Les « gradés » de préfecture ou l'émergence contrariée de nouveaux « cadres » administratifs au XIXe siècle

Par Jean Le Bihan
Français

Cet article souhaite éclairer l’histoire d’un groupe méconnu : les agents de grade intermédiaire des préfectures et sous-préfectures (chefs de division et de bureau, secrétaires), agents placés à la fois sous l’autorité des fonctionnaires préfectoraux (préfets, secrétaires généraux, sous-préfets) et à la tête d’un certain nombre d’employés. L’examen de leurs fonctions prouve que ces agents jouent un rôle de plus en plus stratégique au sein de l’administration préfectorale.
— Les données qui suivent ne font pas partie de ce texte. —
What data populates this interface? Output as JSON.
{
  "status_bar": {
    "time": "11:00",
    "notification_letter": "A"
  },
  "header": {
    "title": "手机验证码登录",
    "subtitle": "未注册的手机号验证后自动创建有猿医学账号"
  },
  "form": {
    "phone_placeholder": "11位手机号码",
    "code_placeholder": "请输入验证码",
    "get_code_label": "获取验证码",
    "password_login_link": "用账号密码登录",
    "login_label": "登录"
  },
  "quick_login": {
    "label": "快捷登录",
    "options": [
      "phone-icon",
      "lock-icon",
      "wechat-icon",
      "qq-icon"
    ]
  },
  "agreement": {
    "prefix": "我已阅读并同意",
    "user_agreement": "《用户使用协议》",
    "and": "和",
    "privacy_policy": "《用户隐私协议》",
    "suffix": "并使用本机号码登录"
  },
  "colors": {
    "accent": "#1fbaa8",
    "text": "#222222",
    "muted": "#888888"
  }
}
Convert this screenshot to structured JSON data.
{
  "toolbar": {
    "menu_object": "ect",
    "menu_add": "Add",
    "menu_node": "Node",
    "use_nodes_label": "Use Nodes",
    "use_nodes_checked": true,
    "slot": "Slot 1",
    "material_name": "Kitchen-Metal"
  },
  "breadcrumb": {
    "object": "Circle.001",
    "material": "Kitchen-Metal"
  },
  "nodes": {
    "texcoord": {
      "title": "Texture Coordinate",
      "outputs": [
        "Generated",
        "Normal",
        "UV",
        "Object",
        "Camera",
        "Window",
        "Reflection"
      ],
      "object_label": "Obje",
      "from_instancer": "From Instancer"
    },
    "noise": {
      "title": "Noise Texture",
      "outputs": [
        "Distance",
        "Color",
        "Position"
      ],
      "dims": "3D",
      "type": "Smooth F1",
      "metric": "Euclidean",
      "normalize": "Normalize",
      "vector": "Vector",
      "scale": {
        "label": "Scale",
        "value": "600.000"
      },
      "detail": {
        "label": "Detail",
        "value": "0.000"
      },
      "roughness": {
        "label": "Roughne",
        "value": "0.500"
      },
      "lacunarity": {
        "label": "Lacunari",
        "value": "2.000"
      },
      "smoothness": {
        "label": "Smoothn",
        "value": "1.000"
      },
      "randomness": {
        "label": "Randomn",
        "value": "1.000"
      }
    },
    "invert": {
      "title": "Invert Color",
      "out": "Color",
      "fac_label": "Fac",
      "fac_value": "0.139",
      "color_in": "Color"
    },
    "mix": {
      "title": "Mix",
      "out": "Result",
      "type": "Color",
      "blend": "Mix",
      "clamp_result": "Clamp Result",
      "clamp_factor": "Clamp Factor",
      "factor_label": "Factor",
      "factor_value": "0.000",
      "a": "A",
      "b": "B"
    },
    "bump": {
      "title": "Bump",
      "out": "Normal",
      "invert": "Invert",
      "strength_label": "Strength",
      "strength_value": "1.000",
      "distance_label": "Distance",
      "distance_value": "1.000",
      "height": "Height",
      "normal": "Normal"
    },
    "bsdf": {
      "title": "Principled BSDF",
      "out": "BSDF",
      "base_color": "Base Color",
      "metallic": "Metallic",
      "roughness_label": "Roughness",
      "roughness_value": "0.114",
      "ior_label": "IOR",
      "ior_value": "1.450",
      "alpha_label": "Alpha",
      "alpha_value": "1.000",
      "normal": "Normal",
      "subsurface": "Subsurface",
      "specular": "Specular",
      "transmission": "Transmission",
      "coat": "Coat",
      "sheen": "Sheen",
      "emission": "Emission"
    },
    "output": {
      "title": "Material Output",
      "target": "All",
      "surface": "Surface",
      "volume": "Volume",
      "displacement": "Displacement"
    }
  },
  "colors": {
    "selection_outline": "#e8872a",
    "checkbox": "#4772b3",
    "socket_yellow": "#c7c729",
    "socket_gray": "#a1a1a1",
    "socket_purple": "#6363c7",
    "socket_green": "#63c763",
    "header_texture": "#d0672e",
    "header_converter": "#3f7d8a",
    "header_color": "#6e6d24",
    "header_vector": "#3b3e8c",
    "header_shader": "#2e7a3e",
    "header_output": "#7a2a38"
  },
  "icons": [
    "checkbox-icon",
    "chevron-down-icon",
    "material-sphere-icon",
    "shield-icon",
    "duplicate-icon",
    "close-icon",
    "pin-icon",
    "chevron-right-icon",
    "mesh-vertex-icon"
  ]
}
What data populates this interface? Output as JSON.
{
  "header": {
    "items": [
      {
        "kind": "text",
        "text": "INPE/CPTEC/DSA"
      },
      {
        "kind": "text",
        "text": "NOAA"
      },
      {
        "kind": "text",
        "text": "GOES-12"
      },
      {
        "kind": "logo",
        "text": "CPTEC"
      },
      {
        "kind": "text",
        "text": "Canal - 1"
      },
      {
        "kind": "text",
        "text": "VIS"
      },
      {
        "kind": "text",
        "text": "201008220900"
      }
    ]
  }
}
Leurs compétences techniques en effet s’accroissent, tandis que leur mission d’encadrement s’affirme. En même temps, l’absence de statut national, qui est aussi le lot de leurs subordonnés, entrave leur émergence en tant que groupe à part entière. Leurs carrières demeurent étroites, limitées tant au plan de l’avancement que du déplacement, et leur action collective est pénalisée par leur statut départemental. Il faut alors se demander ce qui les distingue de simples employés. La réponse est sans doute à chercher du côté des traitements, ainsi peut-être que des médailles et des titres, qu’on peut interpréter comme autant de dédommagements symboliques. Au final, l’histoire des « gradés » de préfecture constitue un bon exemple de retard du droit sur les faits; elle montre que l’émergence de certains groupes administratifs intermédiaires au XIXe siècle est un phénomène plus complexe qu’il n’y paraît, qui mérite réévaluation.